Journalism has worked hard to build and maintain professional values. It defines itself by norms such as objectivity, accuracy, independence and neutrality (Fredriksson & Johansson, 2014; Johnstone, Slawski & Bowman, 1972; Weaver, 1998). Such ideology is intended to distinguish between journalism and other writing to “self-legitimize their position in society” (Deuze, 2005: 446). Now other forms of writing are forming a credible opposition as information and opinions are provided by social media, which includes social networks such as Facebook, user-generated content (UGC), bloggers, and online user review sites (OURS). Given the resulting crisis in the Western news media industry since the turn of the millennium, there is little confidence or consensus about what journalism should be or do (Franklin, 2012; Spyridou, Matsiola, Veglis, Kalliris & Dimoulas, 2013). While scholarly focus has been on citizen-centric hard news as a champion of democracy, this chapter considers consumer-centric lifestyle journalism—specifically about travel—and advocates a new model that could help arrest journalism’s decline and return it to growth.

The media (in travel and tourism as in other areas) has been changed by Web 2.0, which “can be thought of as the technical infrastructure that enables the social phenomenon of collective media, and facilitates consumer-generated content” (Berthon, Pitt, Plangger & Shapiro, 2012: 262). The key word is ‘consumer’. Travel journalism developed within a specific environment—newspapers, magazines and broadcast media directed at an audience of consumers. That environment has changed as the traditional media finds its economies, readership, professional relationships and status all undermined and altered by the rise of digital social media content distributed on the Internet (Benson & Morgan, 2015).

Crucially for this chapter, Web 2.0-enabled social media assumes some of the roles of journalism but follow different rules. It often abandons objectivity, accuracy and neutrality in favour of subjective opinion, dubious factuality and subliminal partisanship. Despite this, it has conspired to limit journalists’ role as “new media technologies challenge one of the most fundamental ‘truths’ in journalism, namely: the professional journalist is the one who determines what publics see, hear and read about the world” (Deuze, 2005: 451). Yet it is possible that, far from challenging these professional values, social media can be integrated with them so that both are enhanced.

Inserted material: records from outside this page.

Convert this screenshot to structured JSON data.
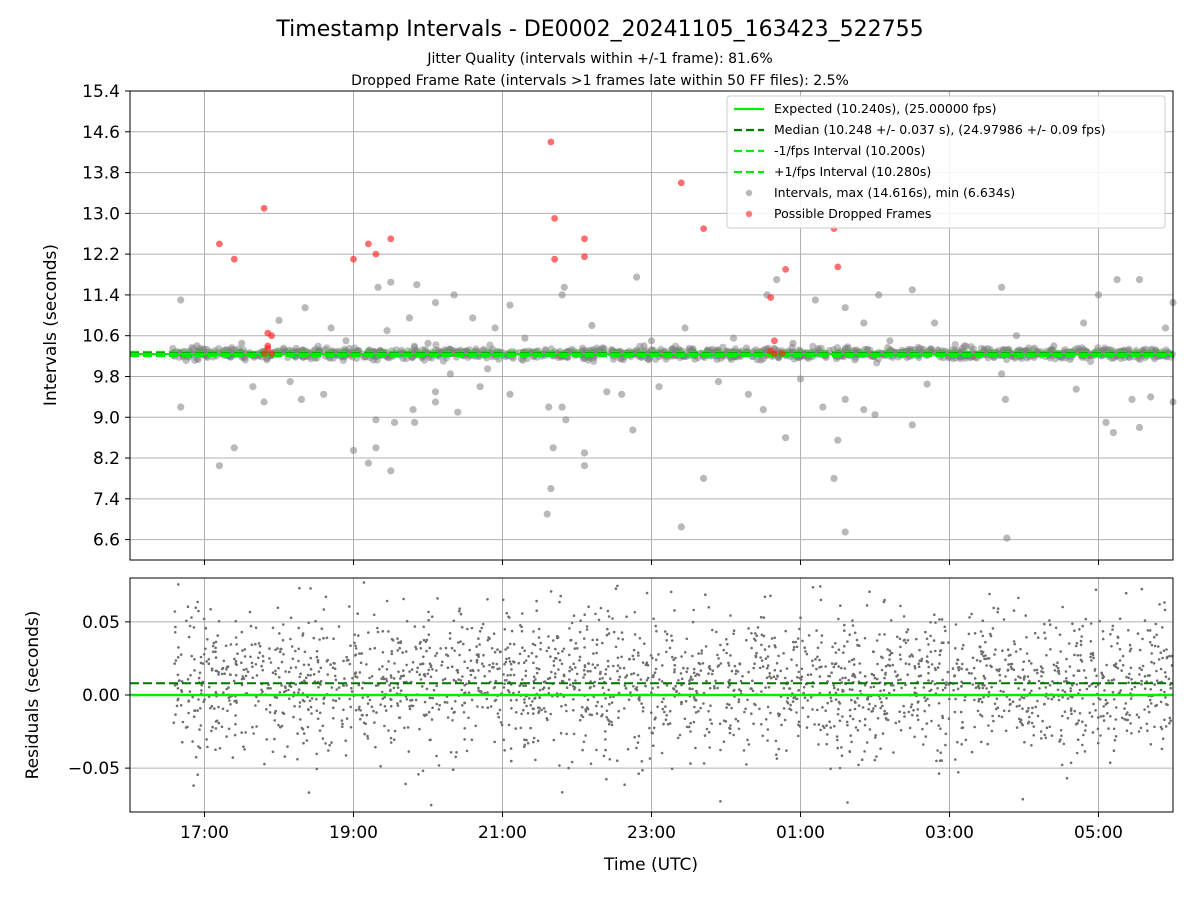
{
  "header": {
    "title": "Timestamp Intervals - DE0002_20241105_163423_522755",
    "subtitle1": "Jitter Quality (intervals within +/-1 frame): 81.6%",
    "subtitle2": "Dropped Frame Rate (intervals >1 frames late within 50 FF files): 2.5%"
  },
  "colors": {
    "expected": "#00ee00",
    "median": "#007700",
    "interval": "#00ee00",
    "points": "#808080",
    "dropped": "#ff2222"
  },
  "chart_data": [
    {
      "type": "scatter",
      "ylabel": "Intervals (seconds)",
      "x_range_hours": [
        16.0,
        30.0
      ],
      "ylim": [
        6.2,
        15.4
      ],
      "yticks": [
        6.6,
        7.4,
        8.2,
        9.0,
        9.8,
        10.6,
        11.4,
        12.2,
        13.0,
        13.8,
        14.6,
        15.4
      ],
      "ytick_labels": [
        "6.6",
        "7.4",
        "8.2",
        "9.0",
        "9.8",
        "10.6",
        "11.4",
        "12.2",
        "13.0",
        "13.8",
        "14.6",
        "15.4"
      ],
      "grid": true,
      "legend_position": "top-right",
      "lines": {
        "expected": 10.24,
        "median": 10.248,
        "minus_interval": 10.2,
        "plus_interval": 10.28
      },
      "legend": [
        {
          "key": "expected",
          "label": "Expected (10.240s), (25.00000 fps)"
        },
        {
          "key": "median",
          "label": "Median (10.248 +/- 0.037 s), (24.97986 +/- 0.09 fps)"
        },
        {
          "key": "minus",
          "label": "-1/fps Interval (10.200s)"
        },
        {
          "key": "plus",
          "label": "+1/fps Interval (10.280s)"
        },
        {
          "key": "intervals",
          "label": "Intervals, max (14.616s), min (6.634s)"
        },
        {
          "key": "dropped",
          "label": "Possible Dropped Frames"
        }
      ],
      "data_start_hour": 16.57,
      "data_end_hour": 30.0,
      "outliers": [
        [
          16.68,
          11.3
        ],
        [
          16.68,
          9.2
        ],
        [
          17.2,
          8.05
        ],
        [
          17.4,
          8.4
        ],
        [
          17.65,
          9.6
        ],
        [
          17.8,
          9.3
        ],
        [
          18.0,
          10.9
        ],
        [
          18.15,
          9.7
        ],
        [
          18.3,
          9.35
        ],
        [
          18.35,
          11.15
        ],
        [
          18.6,
          9.45
        ],
        [
          18.7,
          10.75
        ],
        [
          19.0,
          8.35
        ],
        [
          19.2,
          8.1
        ],
        [
          19.3,
          8.95
        ],
        [
          19.33,
          11.55
        ],
        [
          19.3,
          8.4
        ],
        [
          19.45,
          10.7
        ],
        [
          19.5,
          7.95
        ],
        [
          19.55,
          8.9
        ],
        [
          19.5,
          11.65
        ],
        [
          19.75,
          10.95
        ],
        [
          19.8,
          9.15
        ],
        [
          19.82,
          8.9
        ],
        [
          19.85,
          11.6
        ],
        [
          20.1,
          11.25
        ],
        [
          20.1,
          9.5
        ],
        [
          20.1,
          9.3
        ],
        [
          20.3,
          9.85
        ],
        [
          20.35,
          11.4
        ],
        [
          20.4,
          9.1
        ],
        [
          20.6,
          10.95
        ],
        [
          20.7,
          9.6
        ],
        [
          20.8,
          9.95
        ],
        [
          20.9,
          10.75
        ],
        [
          21.1,
          11.2
        ],
        [
          21.1,
          9.45
        ],
        [
          21.6,
          7.1
        ],
        [
          21.62,
          9.2
        ],
        [
          21.65,
          7.6
        ],
        [
          21.68,
          8.4
        ],
        [
          21.8,
          9.2
        ],
        [
          21.8,
          11.4
        ],
        [
          21.85,
          8.95
        ],
        [
          21.83,
          11.55
        ],
        [
          22.1,
          8.3
        ],
        [
          22.1,
          8.05
        ],
        [
          22.2,
          10.8
        ],
        [
          22.4,
          9.5
        ],
        [
          22.5,
          10.2
        ],
        [
          22.6,
          9.45
        ],
        [
          22.75,
          8.75
        ],
        [
          22.8,
          11.75
        ],
        [
          22.9,
          10.4
        ],
        [
          23.1,
          9.6
        ],
        [
          23.4,
          6.85
        ],
        [
          23.45,
          10.75
        ],
        [
          23.7,
          7.8
        ],
        [
          23.9,
          9.7
        ],
        [
          24.1,
          10.55
        ],
        [
          24.3,
          9.45
        ],
        [
          24.5,
          9.15
        ],
        [
          24.55,
          11.4
        ],
        [
          24.68,
          11.7
        ],
        [
          24.8,
          8.6
        ],
        [
          25.0,
          10.3
        ],
        [
          25.0,
          9.75
        ],
        [
          25.2,
          11.3
        ],
        [
          25.3,
          9.2
        ],
        [
          25.45,
          7.8
        ],
        [
          25.5,
          8.55
        ],
        [
          25.6,
          6.75
        ],
        [
          25.6,
          11.15
        ],
        [
          25.6,
          9.35
        ],
        [
          25.85,
          9.15
        ],
        [
          25.85,
          10.85
        ],
        [
          26.0,
          9.05
        ],
        [
          26.05,
          11.4
        ],
        [
          26.5,
          8.85
        ],
        [
          26.5,
          11.5
        ],
        [
          26.7,
          9.65
        ],
        [
          26.8,
          10.85
        ],
        [
          27.2,
          10.4
        ],
        [
          27.7,
          9.85
        ],
        [
          27.7,
          11.55
        ],
        [
          27.75,
          9.35
        ],
        [
          27.77,
          6.63
        ],
        [
          28.7,
          9.55
        ],
        [
          28.8,
          10.85
        ],
        [
          29.0,
          11.4
        ],
        [
          29.1,
          8.9
        ],
        [
          29.2,
          8.7
        ],
        [
          29.25,
          11.7
        ],
        [
          29.45,
          9.35
        ],
        [
          29.55,
          11.7
        ],
        [
          29.55,
          8.8
        ],
        [
          29.7,
          9.4
        ],
        [
          30.0,
          9.3
        ],
        [
          30.0,
          11.25
        ],
        [
          29.9,
          10.75
        ],
        [
          28.4,
          10.4
        ],
        [
          27.9,
          10.6
        ],
        [
          26.2,
          10.5
        ],
        [
          24.9,
          10.45
        ],
        [
          23.0,
          10.5
        ],
        [
          21.3,
          10.55
        ],
        [
          20.0,
          10.45
        ],
        [
          18.9,
          10.5
        ],
        [
          17.5,
          10.45
        ],
        [
          16.9,
          10.4
        ]
      ],
      "dropped": [
        [
          17.2,
          12.4
        ],
        [
          17.4,
          12.1
        ],
        [
          17.8,
          13.1
        ],
        [
          17.85,
          10.65
        ],
        [
          17.9,
          10.6
        ],
        [
          17.85,
          10.4
        ],
        [
          17.85,
          10.35
        ],
        [
          17.8,
          10.25
        ],
        [
          17.9,
          10.25
        ],
        [
          19.0,
          12.1
        ],
        [
          19.2,
          12.4
        ],
        [
          19.3,
          12.2
        ],
        [
          19.5,
          12.5
        ],
        [
          21.65,
          14.4
        ],
        [
          21.7,
          12.9
        ],
        [
          21.7,
          12.1
        ],
        [
          22.1,
          12.5
        ],
        [
          22.1,
          12.15
        ],
        [
          23.4,
          13.6
        ],
        [
          23.7,
          12.7
        ],
        [
          24.6,
          11.35
        ],
        [
          24.65,
          10.5
        ],
        [
          24.65,
          10.25
        ],
        [
          24.75,
          10.25
        ],
        [
          24.6,
          10.3
        ],
        [
          24.8,
          11.9
        ],
        [
          25.45,
          12.7
        ],
        [
          25.5,
          11.95
        ]
      ]
    },
    {
      "type": "scatter",
      "ylabel": "Residuals (seconds)",
      "xlabel": "Time (UTC)",
      "ylim": [
        -0.08,
        0.08
      ],
      "yticks": [
        -0.05,
        0.0,
        0.05
      ],
      "ytick_labels": [
        "−0.05",
        "0.00",
        "0.05"
      ],
      "xticks_hours": [
        17,
        19,
        21,
        23,
        25,
        27,
        29
      ],
      "xtick_labels": [
        "17:00",
        "19:00",
        "21:00",
        "23:00",
        "01:00",
        "03:00",
        "05:00"
      ],
      "grid": true,
      "zero_line": 0.0,
      "median_line": 0.008,
      "residual_spread": 0.025,
      "point_count": 2400
    }
  ]
}
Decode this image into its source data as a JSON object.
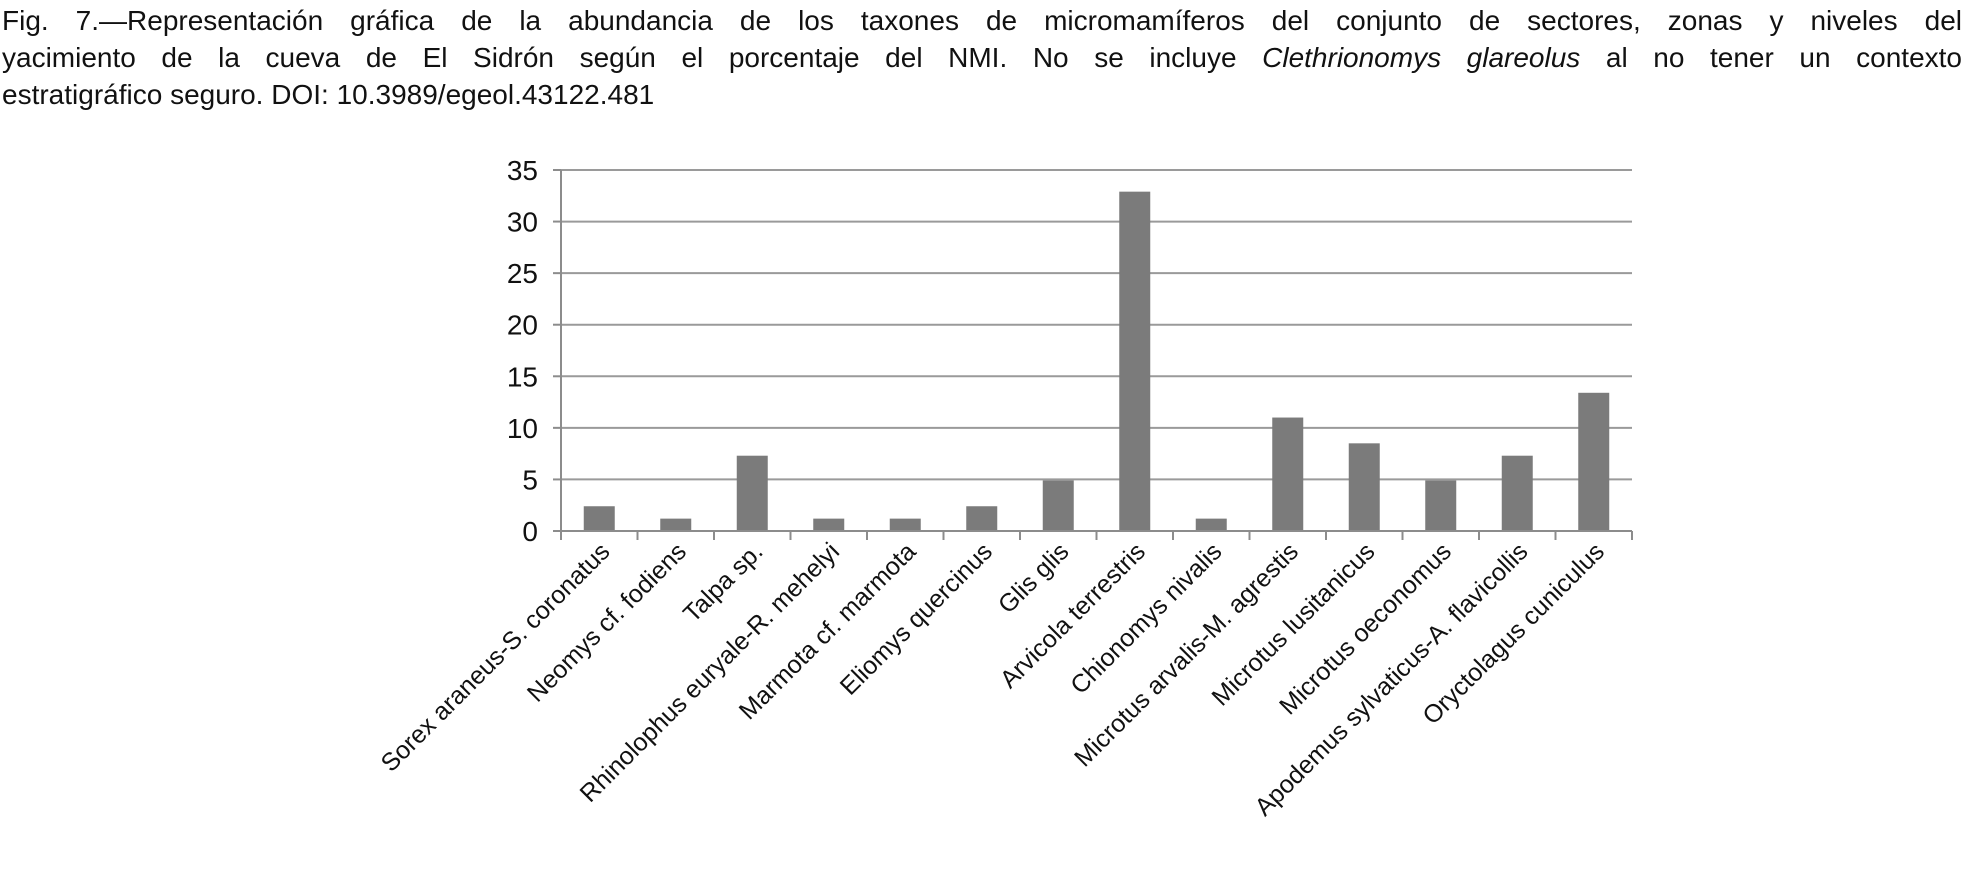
{
  "caption": {
    "line1": "Fig. 7.—Representación gráfica de la abundancia de los taxones de micromamíferos del conjunto de sectores, zonas y niveles del",
    "line2_pre": "yacimiento de la cueva de El Sidrón según el porcentaje del NMI. No se incluye ",
    "line2_italic": "Clethrionomys glareolus",
    "line2_post": " al no tener un contexto",
    "line3": "estratigráfico seguro. DOI: 10.3989/egeol.43122.481"
  },
  "chart_data": {
    "type": "bar",
    "categories": [
      "Sorex araneus-S. coronatus",
      "Neomys cf. fodiens",
      "Talpa sp.",
      "Rhinolophus euryale-R. mehelyi",
      "Marmota cf. marmota",
      "Eliomys quercinus",
      "Glis glis",
      "Arvicola terrestris",
      "Chionomys nivalis",
      "Microtus arvalis-M. agrestis",
      "Microtus lusitanicus",
      "Microtus oeconomus",
      "Apodemus sylvaticus-A. flavicollis",
      "Oryctolagus cuniculus"
    ],
    "values": [
      2.4,
      1.2,
      7.3,
      1.2,
      1.2,
      2.4,
      4.9,
      32.9,
      1.2,
      11.0,
      8.5,
      4.9,
      7.3,
      13.4
    ],
    "ylim": [
      0,
      35
    ],
    "yticks": [
      0,
      5,
      10,
      15,
      20,
      25,
      30,
      35
    ],
    "grid": true,
    "legend": "none",
    "colors": {
      "bar": "#7b7b7b",
      "grid": "#9a9a9a",
      "axis": "#8c8c8c"
    }
  }
}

Journalism has its professional standards; Web 2.0 introduces social standards. This chapter argues for an integration of the two as a way forward for traditional media, suggesting that such a hybrid will be recognisable neither as professional newsroom nor as amateur social media, but a new species with features of both.

The argument is based on studies of two groups connected to travel journalism. The first study is of consumers, assessing the relative value they ascribe to professional versus amateur content, and what their attitudes towards social media might indicate for the practitioners who supply professional content. The second is of the next generation of travel journalists, and it assesses how social media influences them.

Both groups—consumers and prospective producers alike—share similar attitudes towards social media and traditional media, which offers a direction for the media to take. Yet, as it is unlikely that the practice of each can be reconciled with the values of the other, what is needed is a media model where they can merge. Looking at travel journalism, this chapter outlines how social media might be integrated with traditional media, the effect on the work practices of individuals within it, and some commercial implications.

I focus on travel journalists because they operate in a compromised area between the values of hard news reporting and the commercial values of softer, lifestyle writing. Their genre is one in which subjective experience is preferred over the expected journalistic standards of objectivity, offering a locus for an alternative to traditional professional practice.